Peter Pond: (1740 - 1802/07)
     He was the son of Peter Pond Sr.& Mary Hubbard born in Milford, New Haven Co., Connecticut. The Pond family arrived in North America at Conneticut in the 1640's, they were the ancestors of Peter. He preceded his relatives Gideon & Samuel (their great grand-father & Peter's father were brothers) to the Minnesota River & the Sioux by 60 years.
     In 1765 Peter Pond II was at a peace council at Detroit with 11 Dakota Chiefs present and from about 1766 to 1773 he traded near the headwaters of the Mississippi River.

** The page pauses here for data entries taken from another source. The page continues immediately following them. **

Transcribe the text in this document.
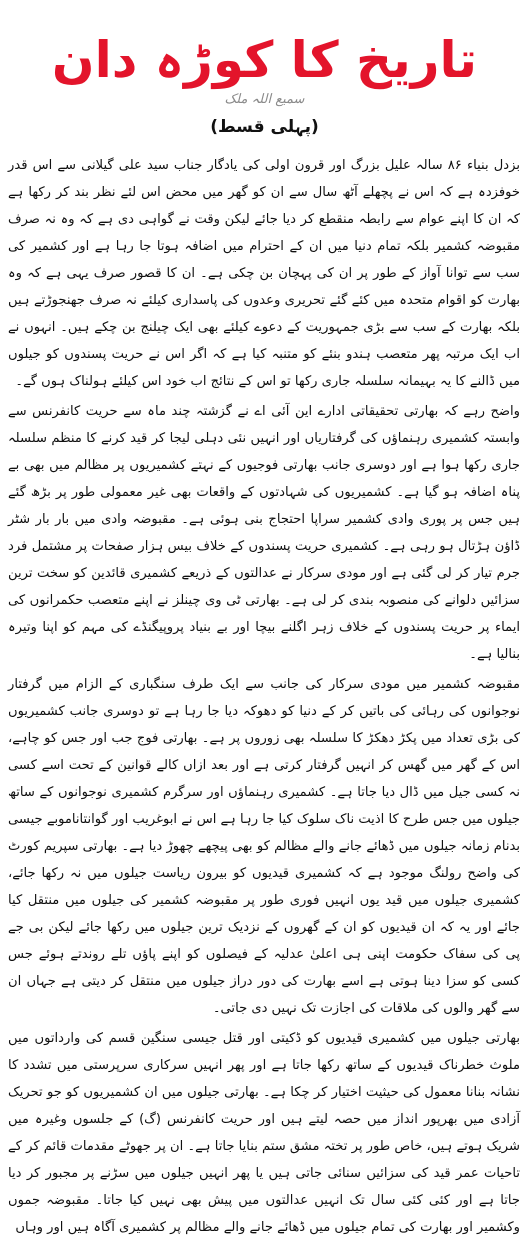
تاریخ کا کوڑہ دان
سمیع اللہ ملک
(پہلی قسط)

بزدل بنیاء ۸۶ سالہ علیل بزرگ اور قرون اولی کی یادگار جناب سید علی گیلانی سے اس قدر خوفزدہ ہے کہ اس نے پچھلے آٹھ سال سے ان کو گھر میں محض اس لئے نظر بند کر رکھا ہے کہ ان کا اپنے عوام سے رابطہ منقطع کر دیا جائے لیکن وقت نے گواہی دی ہے کہ وہ نہ صرف مقبوضہ کشمیر بلکہ تمام دنیا میں ان کے احترام میں اضافہ ہوتا جا رہا ہے اور کشمیر کی سب سے توانا آواز کے طور پر ان کی پہچان بن چکی ہے۔ ان کا قصور صرف یہی ہے کہ وہ بھارت کو اقوام متحدہ میں کئے گئے تحریری وعدوں کی پاسداری کیلئے نہ صرف جھنجوڑتے ہیں بلکہ بھارت کے سب سے بڑی جمہوریت کے دعوے کیلئے بھی ایک چیلنج بن چکے ہیں۔ انہوں نے اب ایک مرتبہ پھر متعصب ہندو بنئے کو متنبہ کیا ہے کہ اگر اس نے حریت پسندوں کو جیلوں میں ڈالنے کا یہ بہیمانہ سلسلہ جاری رکھا تو اس کے نتائج اب خود اس کیلئے ہولناک ہوں گے۔

واضح رہے کہ بھارتی تحقیقاتی ادارے این آئی اے نے گزشتہ چند ماہ سے حریت کانفرنس سے وابستہ کشمیری رہنماؤں کی گرفتاریاں اور انہیں نئی دہلی لیجا کر قید کرنے کا منظم سلسلہ جاری رکھا ہوا ہے اور دوسری جانب بھارتی فوجیوں کے نہتے کشمیریوں پر مظالم میں بھی بے پناہ اضافہ ہو گیا ہے۔ کشمیریوں کی شہادتوں کے واقعات بھی غیر معمولی طور پر بڑھ گئے ہیں جس پر پوری وادی کشمیر سراپا احتجاج بنی ہوئی ہے۔ مقبوضہ وادی میں بار بار شٹر ڈاؤن ہڑتال ہو رہی ہے۔ کشمیری حریت پسندوں کے خلاف بیس ہزار صفحات پر مشتمل فرد جرم تیار کر لی گئی ہے اور مودی سرکار نے عدالتوں کے ذریعے کشمیری قائدین کو سخت ترین سزائیں دلوانے کی منصوبہ بندی کر لی ہے۔ بھارتی ٹی وی چینلز نے اپنے متعصب حکمرانوں کی ایماء پر حریت پسندوں کے خلاف زہر اگلنے بیچا اور بے بنیاد پروپیگنڈے کی مہم کو اپنا وتیرہ بنالیا ہے۔

مقبوضہ کشمیر میں مودی سرکار کی جانب سے ایک طرف سنگباری کے الزام میں گرفتار نوجوانوں کی رہائی کی باتیں کر کے دنیا کو دھوکہ دیا جا رہا ہے تو دوسری جانب کشمیریوں کی بڑی تعداد میں پکڑ دھکڑ کا سلسلہ بھی زوروں پر ہے۔ بھارتی فوج جب اور جس کو چاہے، اس کے گھر میں گھس کر انہیں گرفتار کرتی ہے اور بعد ازاں کالے قوانین کے تحت اسے کسی نہ کسی جیل میں ڈال دیا جاتا ہے۔ کشمیری رہنماؤں اور سرگرم کشمیری نوجوانوں کے ساتھ جیلوں میں جس طرح کا اذیت ناک سلوک کیا جا رہا ہے اس نے ابوغریب اور گوانتاناموبے جیسی بدنام زمانہ جیلوں میں ڈھائے جانے والے مظالم کو بھی پیچھے چھوڑ دیا ہے۔ بھارتی سپریم کورٹ کی واضح رولنگ موجود ہے کہ کشمیری قیدیوں کو بیرون ریاست جیلوں میں نہ رکھا جائے، کشمیری جیلوں میں قید یوں انہیں فوری طور پر مقبوضہ کشمیر کی جیلوں میں منتقل کیا جائے اور یہ کہ ان قیدیوں کو ان کے گھروں کے نزدیک ترین جیلوں میں رکھا جائے لیکن بی جے پی کی سفاک حکومت اپنی ہی اعلیٰ عدلیہ کے فیصلوں کو اپنے پاؤں تلے روندتے ہوئے جس کسی کو سزا دینا ہوتی ہے اسے بھارت کی دور دراز جیلوں میں منتقل کر دیتی ہے جہاں ان سے گھر والوں کی ملاقات کی اجازت تک نہیں دی جاتی۔

بھارتی جیلوں میں کشمیری قیدیوں کو ڈکیتی اور قتل جیسی سنگین قسم کی وارداتوں میں ملوث خطرناک قیدیوں کے ساتھ رکھا جاتا ہے اور پھر انہیں سرکاری سرپرستی میں تشدد کا نشانہ بنانا معمول کی حیثیت اختیار کر چکا ہے۔ بھارتی جیلوں میں ان کشمیریوں کو جو تحریک آزادی میں بھرپور انداز میں حصہ لیتے ہیں اور حریت کانفرنس (گ) کے جلسوں وغیرہ میں شریک ہوتے ہیں، خاص طور پر تختہ مشق ستم بنایا جاتا ہے۔ ان پر جھوٹے مقدمات قائم کر کے تاحیات عمر قید کی سزائیں سنائی جاتی ہیں یا پھر انہیں جیلوں میں سڑنے پر مجبور کر دیا جاتا ہے اور کئی کئی سال تک انہیں عدالتوں میں پیش بھی نہیں کیا جاتا۔ مقبوضہ جموں وکشمیر اور بھارت کی تمام جیلوں میں ڈھائے جانے والے مظالم پر کشمیری آگاہ ہیں اور وہاں
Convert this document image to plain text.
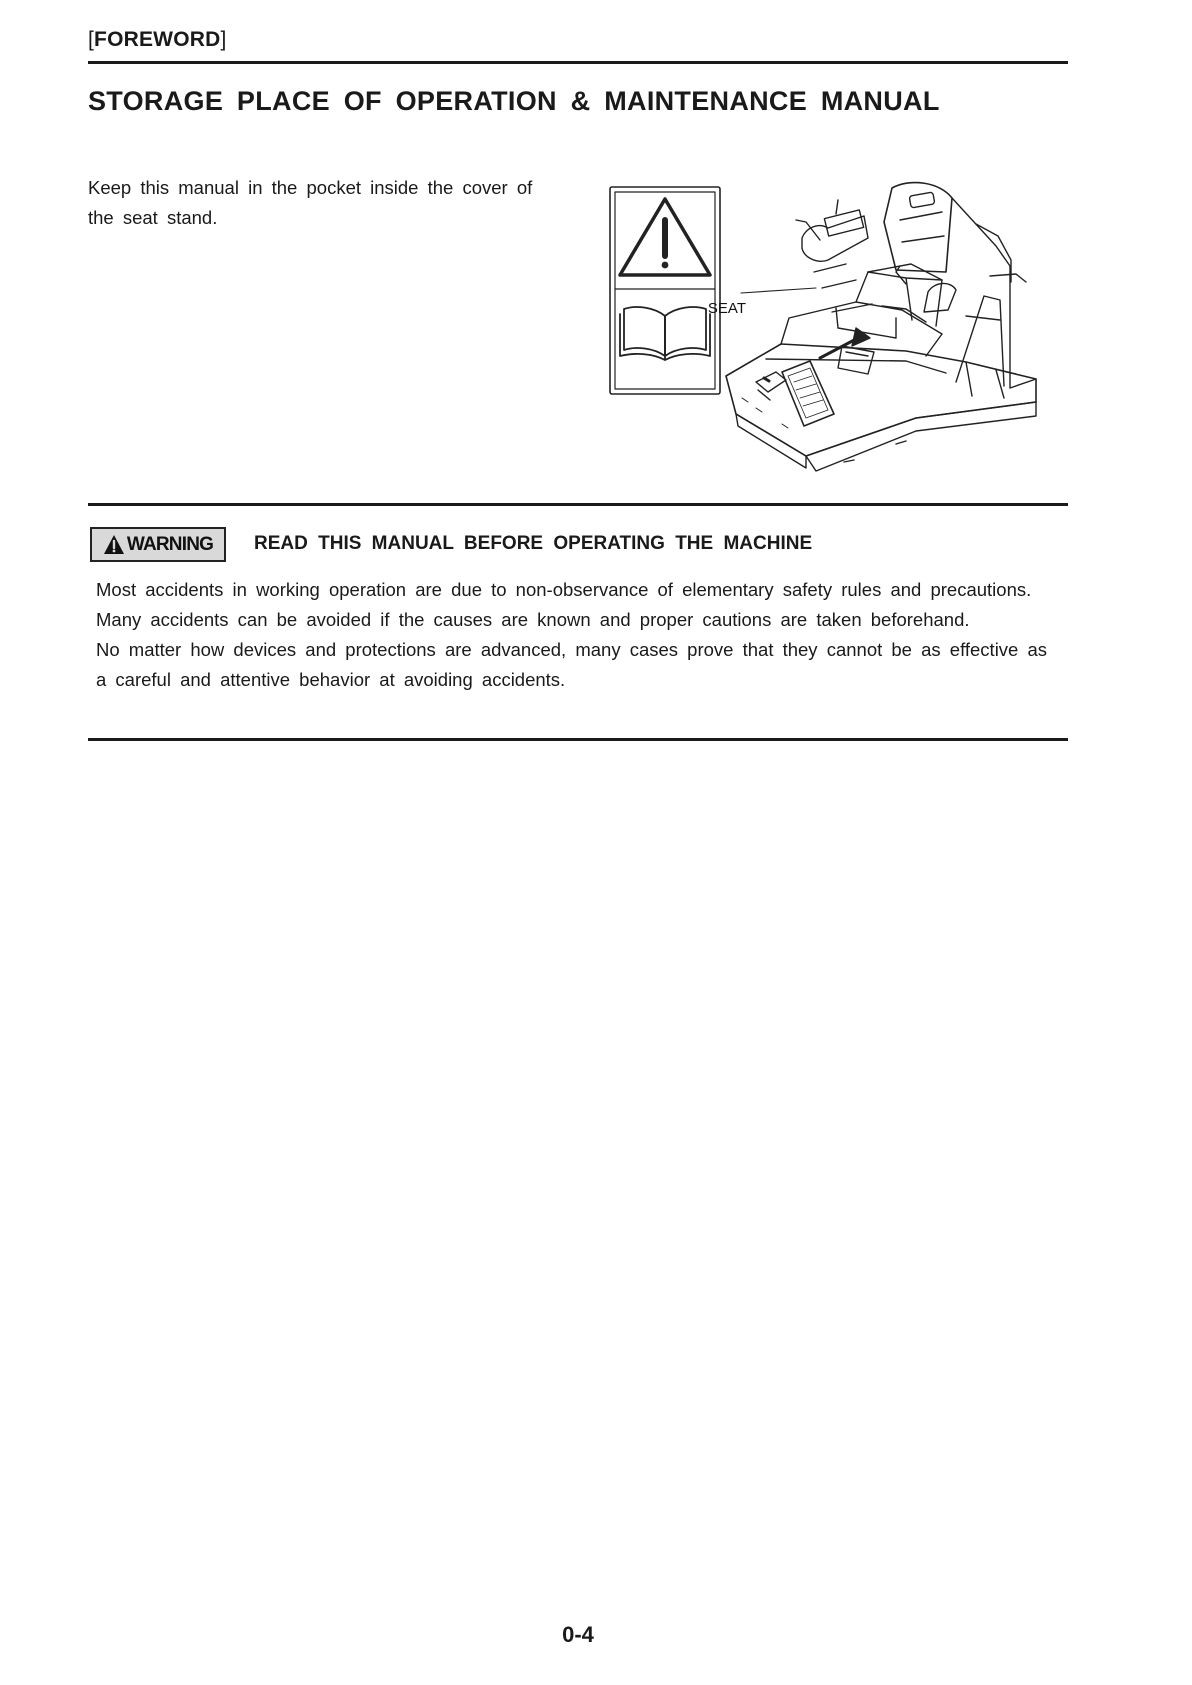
[FOREWORD]
STORAGE PLACE OF OPERATION & MAINTENANCE MANUAL
Keep this manual in the pocket inside the cover of the seat stand.
SEAT
WARNING READ THIS MANUAL BEFORE OPERATING THE MACHINE

Most accidents in working operation are due to non-observance of elementary safety rules and precautions.

Many accidents can be avoided if the causes are known and proper cautions are taken beforehand.

No matter how devices and protections are advanced, many cases prove that they cannot be as effective as a careful and attentive behavior at avoiding accidents.

0-4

     From Pond's remembrances/journal for the years 1774-75: "...(About the first of August a trader coming from Lake Superior brought news that war had broken out between the Sioux and the Chippewas), and made it dangres for the trader to go in to the country...I was bound to the senter of the Notawaseas contrey up St.Peters river. The counsel with ye commander thought proper to give me ye charge of thre belt with the speacheis and the traders to Lake Superior ware charged with the others...(At Prairie du Chien he found the Indians disturbed) thay gave me to understand thare was a parson at that plase that had an eevel sperit. He did things beond thare conseption...I found him to be a frenchman who had bin long among the nations on the Misura that came that spring from the Ilenoas...He had the slite of hand compleately and had such a swa over the tribes...thay gave him the name of Minneto which is a sperit...(Pond on his way up the Minnesota River [St.Peters R] learned of a tribe near the source) which wanted to sea at trader. I conkluded ameatley to put a small asortment of goods into a cannoe and go up to them - a thing that never was atempted before by the oldest of the traders on acount of the rudeness of those people who ware Nottawaseas by nation but the band was called yantonoes - the cheafe of the band allwase lead them on the Plaines...across the plainness, I was nine days giting up to thare camp...Thay never saw a trader before on thare one ground at least saw a bale of goods opend...I preseaved five parsons from the camp aproching - four was imployed in caring a beaver blanket finely panted - the other held in his hand a callemeat or pipe of pece - verey finely drest with differant feathers with panted hair...after smoking thay toock of my shoes and put on me a pair of fine Mockasans...thay lade me down on the blanket - one hold of each corner and cared me to the camp in a lodg among a verey vennarable asembly of old men...After smokeing an old man ros up on his feet with as much greaveaty as can be conseaved of he came to me - laid his hands on my head and grond out - I - I - I three times - then drawed his rite hand down on my armes faneing a sort of a crey as if he shead tears..."
     In the fall of 1774 Peter is trading with a band of Yankton and noted they had a great number of horses and some fire arms. The next spring (while his native Connecticut was rebelling against their King) he is escorting a delegation of Sisseton & Wahpeton to Michilimackinac in a attempt to treaty with the Ojibwe and end their long term war.